Life is no picnic for girls living in the villages surrounding Anupshahar, India. They work all day to keep their family fed. They have no electricity, plumbing or toilets except for the field down the road. They are treated as burdens by their families, and aren't even acknowledged by their fathers.
Pardada Pardadi is trying to change all of that.
Since 2000, Pardada Pardadi Educational Society (PPES) has been improving the lives of girls in rural India. It provides free education and vocational training to girls in order to create a new generation of self-reliant and educated girls who will break the cycle of poverty in the region.
PPES was founded by Virender (Sam) Singh, a retired head of DuPont South Asia. Sam grew up in Anupshahar; although he left many years ago, he moved back in 1999 to use his success for the benefit of the people he left behind.

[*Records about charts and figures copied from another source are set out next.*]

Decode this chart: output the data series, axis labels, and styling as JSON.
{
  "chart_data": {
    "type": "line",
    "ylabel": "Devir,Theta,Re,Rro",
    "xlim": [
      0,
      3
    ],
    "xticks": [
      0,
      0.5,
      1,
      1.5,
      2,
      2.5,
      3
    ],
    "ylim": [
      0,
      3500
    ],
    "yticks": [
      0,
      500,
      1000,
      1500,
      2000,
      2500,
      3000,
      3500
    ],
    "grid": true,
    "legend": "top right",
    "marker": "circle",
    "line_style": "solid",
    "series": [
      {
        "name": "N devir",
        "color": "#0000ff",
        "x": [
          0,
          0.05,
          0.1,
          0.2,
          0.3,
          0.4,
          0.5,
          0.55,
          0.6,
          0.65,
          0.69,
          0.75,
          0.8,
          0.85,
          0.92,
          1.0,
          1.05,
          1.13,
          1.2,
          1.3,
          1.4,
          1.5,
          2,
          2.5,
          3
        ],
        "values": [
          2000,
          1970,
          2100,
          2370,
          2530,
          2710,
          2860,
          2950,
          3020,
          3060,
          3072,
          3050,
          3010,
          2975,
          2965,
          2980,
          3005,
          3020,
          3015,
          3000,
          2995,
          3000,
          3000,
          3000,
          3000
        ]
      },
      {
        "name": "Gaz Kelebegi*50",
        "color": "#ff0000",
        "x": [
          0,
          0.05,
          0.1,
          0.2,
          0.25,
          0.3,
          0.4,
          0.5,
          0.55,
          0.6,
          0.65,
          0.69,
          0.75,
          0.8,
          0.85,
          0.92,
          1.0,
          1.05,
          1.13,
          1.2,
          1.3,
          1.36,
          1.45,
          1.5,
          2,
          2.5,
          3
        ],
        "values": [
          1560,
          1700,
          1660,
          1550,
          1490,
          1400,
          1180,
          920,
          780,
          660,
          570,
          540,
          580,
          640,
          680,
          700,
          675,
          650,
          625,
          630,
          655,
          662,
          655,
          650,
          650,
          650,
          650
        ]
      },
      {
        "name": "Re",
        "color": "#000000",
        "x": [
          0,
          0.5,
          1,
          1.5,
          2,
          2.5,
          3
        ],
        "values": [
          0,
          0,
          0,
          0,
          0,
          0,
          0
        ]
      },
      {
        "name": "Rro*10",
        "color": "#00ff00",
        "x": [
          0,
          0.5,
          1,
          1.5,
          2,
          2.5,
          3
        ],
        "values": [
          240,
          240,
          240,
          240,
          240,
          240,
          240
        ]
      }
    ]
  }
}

Sam knew that to break the cycle of poverty, he had to first focus on improving the quality of life for the weakest members of this society: rural female children. Since they’re often neglected and uneducated, they’re forever dependent on male family members for their livelihood.
To accomplish this goal, Sam created a school that provides both
education and vocational training. What's more, he provides the girls ten rupees per day just for attending.
By the time they graduate, each girl has vocational skills, a job offer, and up to 30,000 rupees in a savings account. Furthermore, they've learned invaluable lessons of women empowerment, equality, health and hygiene.